As Stick on Netflix's 'Daredevil,' Scott Glenn learns from playing the teacher
Scott Glenn remembers the phone call from his agent, shortly before the veteran performer would become one of the more memorable additions to the live-action Marvel universe.
Marvel and Netflix, his agent told him, were looking for an actor to play the mentor to Charlie Cox's Matt Murdock in the Netflix original series "Daredevil." When Glenn, 74, listened to the word "mentor," he presumed his role would be limited to that of an elderly man wagging his finger, providing examples for his pupil only through his stern words.
At that time, Marvel and Netflix "didn't mention the name (of the character) - they just said they wanted me to play Charlie Cox's mentor. The Daredevil's mentor," Glenn said. "When I first heard that, my initial reaction was: 'Aw, s---! I'm going to have to play some old guy who sits behind a desk and spouts wisdom. That's what 'mentor' meant to me."
Gratefully, Glenn was quite wrong. Once he saw the script, he realized he was signing up for much more, and was thrilled. "I said yes right away," he recalled.
What Glenn jumped at was the role of Stick, the blind guide to the young and also blind Murdock. Stick pushes a soon-to-be Daredevil out of self-pity after Murdock loses his vision. The born-blind Stick teaches that having sight for even a short time, as Matt did, is an advantage. And the mentor guides him into living in a world of darkness, while learning martial arts along the way.
Teaching martial arts was a welcome element for Glenn, who has dabbled in Brazilian jujitsu, wrestling and boxing. Convincing the audience that he was blind, on the other hand, would be a challenge.
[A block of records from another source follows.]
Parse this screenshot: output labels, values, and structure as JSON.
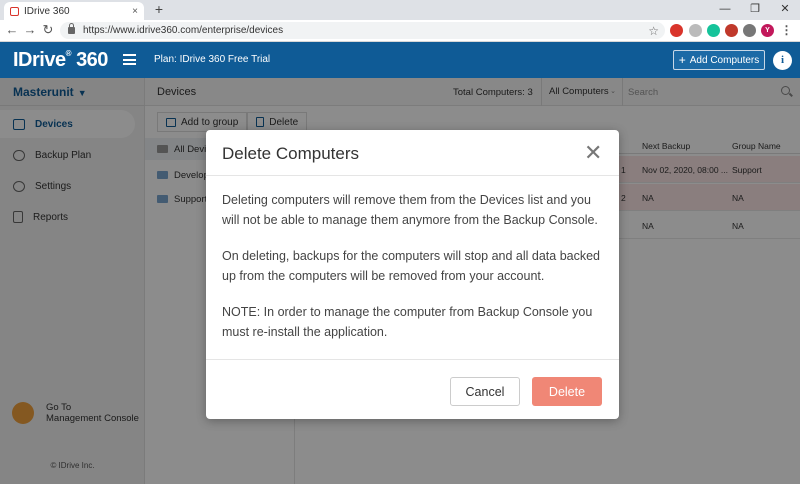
{
  "browser": {
    "tab_title": "IDrive 360",
    "tab_close": "×",
    "new_tab": "+",
    "url": "https://www.idrive360.com/enterprise/devices",
    "back": "←",
    "forward": "→",
    "reload": "↻",
    "bookmark_star": "☆",
    "minimize": "—",
    "restore": "❐",
    "close": "✕",
    "profile_letter": "Y",
    "menu": "⋮"
  },
  "header": {
    "logo": "IDrive",
    "logo_suffix": "360",
    "logo_reg": "®",
    "plan": "Plan: IDrive 360 Free Trial",
    "add_computers": "Add Computers",
    "add_plus": "+",
    "info": "i"
  },
  "sidebar": {
    "unit": "Masterunit",
    "unit_chevron": "▼",
    "items": [
      {
        "label": "Devices",
        "icon": "monitor-icon"
      },
      {
        "label": "Backup Plan",
        "icon": "cloud-icon"
      },
      {
        "label": "Settings",
        "icon": "gear-icon"
      },
      {
        "label": "Reports",
        "icon": "document-icon"
      }
    ],
    "goto_line1": "Go To",
    "goto_line2": "Management Console",
    "copyright": "© IDrive Inc."
  },
  "main": {
    "title": "Devices",
    "total": "Total Computers: 3",
    "filter": "All Computers",
    "filter_chevron": "⌄",
    "search_placeholder": "Search",
    "add_to_group": "Add to group",
    "delete": "Delete",
    "groups": [
      "All Devic",
      "Develop",
      "Support"
    ],
    "columns": {
      "next_backup": "Next Backup",
      "group_name": "Group Name"
    },
    "rows": [
      {
        "partial": "1",
        "next_backup": "Nov 02, 2020, 08:00 ...",
        "group": "Support"
      },
      {
        "partial": "2",
        "next_backup": "NA",
        "group": "NA"
      },
      {
        "partial": "",
        "next_backup": "NA",
        "group": "NA"
      }
    ]
  },
  "modal": {
    "title": "Delete Computers",
    "close": "✕",
    "paragraph1": "Deleting computers will remove them from the Devices list and you will not be able to manage them anymore from the Backup Console.",
    "paragraph2": "On deleting, backups for the computers will stop and all data backed up from the computers will be removed from your account.",
    "paragraph3": "NOTE: In order to manage the computer from Backup Console you must re-install the application.",
    "cancel": "Cancel",
    "delete": "Delete"
  },
  "colors": {
    "header_blue": "#0f5b96",
    "delete_button": "#f08776",
    "sidebar_bg": "#f2f2f2",
    "highlight_row": "#fbe6e6"
  }
}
"I have a lot of (martial arts training), just in my own private background of stuff I like to fool around with. The tricky part of all of that was doing it blind, and sort of finding the key to working blind," said Glenn, who worked out ways for Stick to talk, walk and fight without sight. "Different actors find different ways of solving that. The most common way of playing blind is just staring at people's mouths rather than at their eyes. You'll start to read blind. But that didn't really work for me, because of all the physical stuff I had to do."
Instead, Glenn decided to employ peripheral viewing.
"Rather than taking in information that is directly in front of your eyes, in a really relaxed way, start taking in information without moving your head or your eyes," Glenn said. "How far can you see to the left? To the right? Above you and below you? And the more you start taking in that information, the more you'll start reading blind, but still be able to do things like walking up and down stairs, see punches coming at you - all of that stuff."
Plenty of punches came Glenn's way during "Daredevil," especially during a scene in which Stick and Murdock fight - the dynamic is that of father and abandoned son - after the two don't agree on Stick's methods.
"Someone told me that's the longest single fight ever shot on television," said Glenn of that scene, in which he and Cox engage in hand-to-hand combat in a Hells Kitchen apartment. "I don't know if that's true or not."
The role of Stick also interested Glenn because of the "moral tight rope" that his character "skips around," he said, as well as his fractured relationship with Murdock.
"For me, the first thing that I respond to - whether it's doing a play, or movie, or television or anything - is just the character. Is this a guy whose shoes I want to walk in for the next 12 days or six months?" Glenn said. "I get to dip into that kind of space and play a character who, deep down inside, really loves this kid, but will never show it. ... And (who) also kind of lives in the space of what would it be like to have a true Spartan sensibility in the 21st century."
Glenn noted, too, that when he walked into the role, he was not an expert on Marvel Comics or its adaptations, but said that he's grown to appreciate the fan base.
"Originally, I really didn't think about that at all," Glenn said. "I now realize what a big deal and how important this comic universe is to so many people."